Неподалеку от центра Старого города расположено августинское аббатство Святого Лупа, названное в честь епископа, что некогда вел переговоры с Аттилой. Изначально оно располагалось за пределами города, но после нападения викингов в 891 году аббат Аделерин перенес учреждение за городские стены, где оно затем и осталось. Улица Ситэ (Rue de la Cite) — главная улица Старого города — разделяет аббатство и собор, расположенный в северо-восточном углу. Каменщики постоянно трудятся на строительстве этого огромного сооружения; монументальный подъемный механизм, установленный посреди уже возведенных стен, доставляет наверх блоки, из которых составляется очередной ряд каменной кладки. Жилье и мастерские каменщиков теснятся тут же, на пятачке между собором и епископским дворцом.

Возле донжона на юг протянулся еврейский квартал. Процветающие еврейские фамилии селятся на улице Вьей-Ром (Rue de Vieille Rome), начинающейся сразу за стеной старинной башни; все прочие теснятся в еврейском квартале Брос-о-Жюиф (Broce-aux-Juifs) — небольшом участке, с четырех сторон ограниченном переулками.

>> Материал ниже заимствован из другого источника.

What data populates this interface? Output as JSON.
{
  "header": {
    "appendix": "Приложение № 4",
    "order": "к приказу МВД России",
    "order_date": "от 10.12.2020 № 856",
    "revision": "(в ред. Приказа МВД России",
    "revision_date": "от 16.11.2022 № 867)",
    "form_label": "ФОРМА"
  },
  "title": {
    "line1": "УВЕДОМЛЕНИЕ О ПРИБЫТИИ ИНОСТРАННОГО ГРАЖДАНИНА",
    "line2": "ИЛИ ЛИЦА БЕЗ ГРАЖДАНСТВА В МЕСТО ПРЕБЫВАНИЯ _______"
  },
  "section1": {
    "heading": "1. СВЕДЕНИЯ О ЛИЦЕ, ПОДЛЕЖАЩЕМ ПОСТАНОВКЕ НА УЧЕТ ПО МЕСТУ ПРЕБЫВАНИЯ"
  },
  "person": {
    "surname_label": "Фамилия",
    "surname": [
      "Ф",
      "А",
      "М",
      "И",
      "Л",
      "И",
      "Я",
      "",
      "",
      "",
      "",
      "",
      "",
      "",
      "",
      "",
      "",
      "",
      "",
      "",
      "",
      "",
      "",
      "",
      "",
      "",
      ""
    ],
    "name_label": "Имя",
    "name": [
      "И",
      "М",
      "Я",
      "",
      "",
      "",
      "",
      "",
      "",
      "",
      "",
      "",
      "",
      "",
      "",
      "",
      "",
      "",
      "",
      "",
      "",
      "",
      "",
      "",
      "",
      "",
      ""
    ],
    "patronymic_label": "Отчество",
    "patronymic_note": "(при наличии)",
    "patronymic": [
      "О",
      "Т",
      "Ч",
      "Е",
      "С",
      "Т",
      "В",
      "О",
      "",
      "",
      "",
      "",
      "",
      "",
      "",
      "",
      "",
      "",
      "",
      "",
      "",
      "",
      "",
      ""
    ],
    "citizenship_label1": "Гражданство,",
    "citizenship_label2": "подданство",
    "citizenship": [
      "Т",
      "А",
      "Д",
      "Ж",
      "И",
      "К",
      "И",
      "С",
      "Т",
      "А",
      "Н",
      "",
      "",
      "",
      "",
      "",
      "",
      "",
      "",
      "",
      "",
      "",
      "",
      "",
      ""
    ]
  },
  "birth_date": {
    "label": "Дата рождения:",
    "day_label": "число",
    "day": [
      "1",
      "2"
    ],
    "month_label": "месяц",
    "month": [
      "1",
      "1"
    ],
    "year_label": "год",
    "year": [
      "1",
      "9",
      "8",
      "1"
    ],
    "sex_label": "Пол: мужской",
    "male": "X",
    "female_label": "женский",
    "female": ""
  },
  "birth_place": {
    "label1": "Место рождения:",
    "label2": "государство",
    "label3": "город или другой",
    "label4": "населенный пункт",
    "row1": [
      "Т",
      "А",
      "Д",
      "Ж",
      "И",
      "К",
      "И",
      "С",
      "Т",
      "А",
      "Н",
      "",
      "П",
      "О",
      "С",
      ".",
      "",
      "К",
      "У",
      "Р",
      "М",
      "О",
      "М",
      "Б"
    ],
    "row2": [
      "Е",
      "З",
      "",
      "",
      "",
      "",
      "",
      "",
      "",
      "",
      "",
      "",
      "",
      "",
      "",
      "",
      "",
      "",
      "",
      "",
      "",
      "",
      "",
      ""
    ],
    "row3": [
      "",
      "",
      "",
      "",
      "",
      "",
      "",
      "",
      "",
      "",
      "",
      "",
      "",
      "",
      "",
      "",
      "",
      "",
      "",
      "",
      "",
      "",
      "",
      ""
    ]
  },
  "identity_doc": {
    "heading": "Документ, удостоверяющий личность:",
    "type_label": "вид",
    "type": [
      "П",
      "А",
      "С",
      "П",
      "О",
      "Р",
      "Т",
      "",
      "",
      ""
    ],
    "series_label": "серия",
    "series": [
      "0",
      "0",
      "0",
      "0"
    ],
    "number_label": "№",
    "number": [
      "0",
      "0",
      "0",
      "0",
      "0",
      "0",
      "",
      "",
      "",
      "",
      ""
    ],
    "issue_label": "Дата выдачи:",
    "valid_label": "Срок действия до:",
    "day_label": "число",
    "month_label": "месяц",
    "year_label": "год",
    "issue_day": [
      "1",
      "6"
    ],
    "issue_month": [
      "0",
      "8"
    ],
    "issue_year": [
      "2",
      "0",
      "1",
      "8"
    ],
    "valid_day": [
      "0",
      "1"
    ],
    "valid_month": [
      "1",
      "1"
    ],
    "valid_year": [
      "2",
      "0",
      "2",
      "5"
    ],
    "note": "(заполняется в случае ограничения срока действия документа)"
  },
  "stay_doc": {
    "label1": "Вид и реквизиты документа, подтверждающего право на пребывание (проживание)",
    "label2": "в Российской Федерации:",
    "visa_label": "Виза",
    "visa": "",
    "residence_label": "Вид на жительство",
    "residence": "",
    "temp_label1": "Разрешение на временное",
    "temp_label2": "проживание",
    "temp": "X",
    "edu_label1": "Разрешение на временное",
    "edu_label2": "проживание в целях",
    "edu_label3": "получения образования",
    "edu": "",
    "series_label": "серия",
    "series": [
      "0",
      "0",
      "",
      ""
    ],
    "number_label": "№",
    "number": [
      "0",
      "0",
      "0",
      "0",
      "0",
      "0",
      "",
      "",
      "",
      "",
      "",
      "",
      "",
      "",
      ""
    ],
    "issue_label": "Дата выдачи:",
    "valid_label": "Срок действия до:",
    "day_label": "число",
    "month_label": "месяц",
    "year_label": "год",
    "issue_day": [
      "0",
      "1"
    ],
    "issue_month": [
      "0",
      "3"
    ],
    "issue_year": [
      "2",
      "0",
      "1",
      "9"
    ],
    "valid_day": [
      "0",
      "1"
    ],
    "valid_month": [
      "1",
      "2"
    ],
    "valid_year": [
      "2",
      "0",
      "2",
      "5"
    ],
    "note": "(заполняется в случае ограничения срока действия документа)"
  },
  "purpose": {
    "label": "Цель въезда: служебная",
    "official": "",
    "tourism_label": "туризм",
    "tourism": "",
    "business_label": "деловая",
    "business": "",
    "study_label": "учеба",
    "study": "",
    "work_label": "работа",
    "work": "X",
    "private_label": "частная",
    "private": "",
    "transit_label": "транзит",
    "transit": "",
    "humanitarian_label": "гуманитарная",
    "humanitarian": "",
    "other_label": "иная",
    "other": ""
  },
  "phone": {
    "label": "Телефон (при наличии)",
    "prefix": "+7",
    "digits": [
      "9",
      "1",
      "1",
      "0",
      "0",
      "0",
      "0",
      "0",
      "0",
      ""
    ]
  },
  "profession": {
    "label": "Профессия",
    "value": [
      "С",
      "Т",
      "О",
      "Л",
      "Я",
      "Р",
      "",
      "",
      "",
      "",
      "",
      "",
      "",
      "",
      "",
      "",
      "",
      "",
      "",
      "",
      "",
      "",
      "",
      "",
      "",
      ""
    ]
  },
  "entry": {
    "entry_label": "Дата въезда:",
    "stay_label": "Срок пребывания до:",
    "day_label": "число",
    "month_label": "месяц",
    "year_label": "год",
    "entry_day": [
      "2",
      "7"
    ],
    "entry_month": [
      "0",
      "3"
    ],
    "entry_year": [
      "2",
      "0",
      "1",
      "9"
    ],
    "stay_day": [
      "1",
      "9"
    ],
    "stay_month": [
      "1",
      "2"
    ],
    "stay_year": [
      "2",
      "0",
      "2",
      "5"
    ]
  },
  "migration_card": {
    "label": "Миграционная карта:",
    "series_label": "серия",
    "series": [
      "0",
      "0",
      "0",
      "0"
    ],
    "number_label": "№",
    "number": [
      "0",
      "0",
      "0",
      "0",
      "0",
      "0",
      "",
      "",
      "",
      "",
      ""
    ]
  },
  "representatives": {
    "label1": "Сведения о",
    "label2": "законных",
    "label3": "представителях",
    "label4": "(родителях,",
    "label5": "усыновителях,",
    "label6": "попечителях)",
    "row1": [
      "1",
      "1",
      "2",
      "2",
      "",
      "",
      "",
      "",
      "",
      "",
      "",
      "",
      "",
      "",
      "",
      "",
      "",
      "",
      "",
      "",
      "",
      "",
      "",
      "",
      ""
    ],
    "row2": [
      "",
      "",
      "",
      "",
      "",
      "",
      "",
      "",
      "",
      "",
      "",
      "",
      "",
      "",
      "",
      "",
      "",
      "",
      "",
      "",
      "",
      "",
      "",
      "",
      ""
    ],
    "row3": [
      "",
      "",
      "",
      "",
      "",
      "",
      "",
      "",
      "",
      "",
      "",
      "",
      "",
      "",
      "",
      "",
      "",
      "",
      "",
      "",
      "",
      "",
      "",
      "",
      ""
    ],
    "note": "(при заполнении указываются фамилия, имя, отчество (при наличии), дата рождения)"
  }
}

Таков Труа, старинный, но современный город, феодальная и церковная столица, крупнейший центр средневековой коммерческой революции.

Глава II

Дом горожанина

Они живут очень достойно, они носят королевские одежды, имеют превосходных верховых и упряжных лошадей. Когда господа отправляются на восток, горожане мирно спят в своих постелях; когда господа принимают жестокую смерть, горожане мирно плещутся в реке. Лже-Ренар, клерк из Труа (XIV в.)
Дома богатого и бедного горожанина в XIII веке мало отличались друг от друга снаружи. За исключением немногочисленных каменных построек, все они представляли собой высокие деревянные стоечно-балочные сооружения, которые со временем одинаково оседали и кренились в разные стороны. В бедных кварталах семьи обитали по несколько в одном доме. Семья какого-нибудь ткача могла ютиться в одной лишь комнате, где вся жизнь проходила вокруг очага, — влача существование не более комфортное, чем крестьяне и сервы в сельской местности.

В то же самое время состоятельные горожане с удобством занимали все четыре этажа своего дома: на первом располагалась деловая зона, на втором и третьем — жилые помещения семьи, под крышей обитали слуги, в надворной части были устроены конюшни и кладовые. Все, от погреба до чердака, здесь было обустроено с комфортом, однако это был комфорт, соответствовавший представлениям XIII века и оставлявший желать лучшего даже в том, что касалось обустройства жизни хозяина и хозяйки дома.

Войдя в двери одного из таких домов, посетитель оказывался в передней. Одна из дверей вела отсюда в мастерскую или контору, другая — к лестничному пролету. Большую часть второго этажа занимал просторный зал, называвшийся «солар» и выполнявший функции гостиной и столовой. Под вытяжным колпаком над очагом жарко пылал огонь. Даже в дневное время огонь обеспечивал большую часть освещения, поскольку узкие окна были затянуты промасленным пергаментом7. На стенах были подвешены при помощи цепей масляные светильники, которые обычно зажигались лишь с наступлением полной темноты. Экономили хозяйки и свечи, собирая жир и сало, из которых свечник изготавливал дымный, обладавший довольно едким запахом аналог. Свечи из пчелиного воска приберегались для церкви и церемониальных нужд.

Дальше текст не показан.